A Igreja na terra não é conciliadora, como sugerem os documentos emanados do recente concílio, ela é MILITANTE, como a sã e antiga doutrina nunca deixou de ensinar. Já a sinagoga dos judeus estava rodeada por colossos como o Egito e Assur, sempre em guerra latente ou declarada contra ela. Da mesma forma, a Igreja dos Gentios, se está em paz com Deus, está em guerra com os colossos do mundo.

"Non veni pacem mittere in terram sed gladium" (Mat. X, 34). Não vim trazer a paz à terra, mas a espada.

São Luís Maria Grignion de Montfort é justamente considerado como aquele que melhor definiu o estado de inimizade que é o nosso nesta terra probatória. Veja como ele se expressa:

"...o diabo, sabendo bem que tem pouco tempo, e muito menos do que nunca, para perder as almas, redobra todos os dias seus esforços e combates: ele suscitará em breve cruéis perseguições e colocará terríveis armadilhas para os servos fiéis e os verdadeiros filhos de Maria, que ele tem mais dificuldade em superar do que os outros.

"É principalmente dessas últimas e cruéis perseguições do diabo, que aumentarão todos os dias até o reinado do Anticristo, que se deve entender esta primeira e célebre predição e maldição de Deus, pronunciada no paraíso terrestre contra a serpente. "Inimicitias ponam..." Jesus nunca fez e formou senão uma inimizade, mas irreconciliável, que durará e aumentará até o fim: é entre Maria, Sua digna Mãe, e o diabo; entre os filhos e servos da Santíssima Virgem e os filhos e servos de Lúcifer; de modo que o inimigo mais terrível que Deus fez contra o diabo é Maria...

"Deus não apenas colocou uma inimizade, mas inimizades, não apenas entre Maria e o demônio, mas entre a raça da Santíssima Virgem e a raça do demônio; ou seja, Deus colocou inimizades, antipatias e ódios secretos entre os verdadeiros filhos e servos da Santíssima Virgem e os filhos e escravos do diabo; eles não se amam mutuamente, não têm correspondência interior uns com os outros.

"Os filhos de Belial, os escravos de Satanás, os amigos do mundo (pois é a mesma coisa) sempre perseguiram até agora e perseguirão mais do que nunca aqueles que pertencem à Santíssima Virgem, assim como Caim perseguiu seu irmão Abel e Esaú seu irmão Jacó, que são as figuras dos réprobos e dos predestinados (Tratado da Verdadeira Devoção à Santíssima Virgem, capítulo 1 - Artigo II)."

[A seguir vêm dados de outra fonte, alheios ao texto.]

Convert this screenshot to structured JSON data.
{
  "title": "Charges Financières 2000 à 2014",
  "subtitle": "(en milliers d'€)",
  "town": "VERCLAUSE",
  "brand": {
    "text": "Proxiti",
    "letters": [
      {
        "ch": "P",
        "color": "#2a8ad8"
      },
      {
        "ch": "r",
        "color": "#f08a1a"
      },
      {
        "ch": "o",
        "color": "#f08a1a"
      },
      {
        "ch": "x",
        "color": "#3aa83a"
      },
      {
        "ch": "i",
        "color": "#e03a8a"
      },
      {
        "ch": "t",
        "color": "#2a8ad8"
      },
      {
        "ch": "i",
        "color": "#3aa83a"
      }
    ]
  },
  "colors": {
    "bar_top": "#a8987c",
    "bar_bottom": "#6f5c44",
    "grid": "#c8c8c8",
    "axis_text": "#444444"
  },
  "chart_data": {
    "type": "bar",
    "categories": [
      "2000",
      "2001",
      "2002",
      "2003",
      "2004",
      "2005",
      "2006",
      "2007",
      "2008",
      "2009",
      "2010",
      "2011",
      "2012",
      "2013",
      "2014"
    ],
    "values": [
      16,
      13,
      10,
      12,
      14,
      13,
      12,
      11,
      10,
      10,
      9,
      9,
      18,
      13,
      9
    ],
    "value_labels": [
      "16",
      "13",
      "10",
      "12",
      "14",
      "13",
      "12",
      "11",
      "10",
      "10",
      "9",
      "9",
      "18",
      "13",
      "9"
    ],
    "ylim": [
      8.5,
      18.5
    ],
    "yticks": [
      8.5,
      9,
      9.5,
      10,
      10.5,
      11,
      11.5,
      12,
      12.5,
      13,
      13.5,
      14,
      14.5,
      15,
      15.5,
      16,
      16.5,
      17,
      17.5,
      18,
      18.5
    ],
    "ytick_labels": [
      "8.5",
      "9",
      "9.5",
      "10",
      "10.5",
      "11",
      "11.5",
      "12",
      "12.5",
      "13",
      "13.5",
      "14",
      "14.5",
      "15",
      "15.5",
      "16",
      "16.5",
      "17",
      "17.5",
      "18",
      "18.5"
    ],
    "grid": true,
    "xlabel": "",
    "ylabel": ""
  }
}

Voltaremos frequentemente, nas linhas que se seguirão, ao combate necessário entre as duas cidades, ao confronto entre os dois corpos místicos, o de Cristo e o do Anticristo. JESUS E BELIAL NÃO FORAM FEITOS PARA SE ABRAÇAREM, MAS PARA SE COMBATEREM. Conhecemos a fase final deste combate plurimilenar: é a destruição do Anticristo pelo Cristo ressuscitado e glorioso. É essa imagem que teremos constantemente em mente ao longo dessas reflexões. O servo precisa ter o orgulho de seu mestre. Servimos a um mestre vitorioso. Não se deve "pregar outra coisa senão a Cruz" (como diz São Paulo), mas é preciso pregar algo mais junto com a Cruz. Nossa fé repousa na Ressurreição de Nosso Senhor, vencedor da morte:

"Ubi est mors victoria tua" (I Cor. XV, 55). Morte, onde está a tua vitória?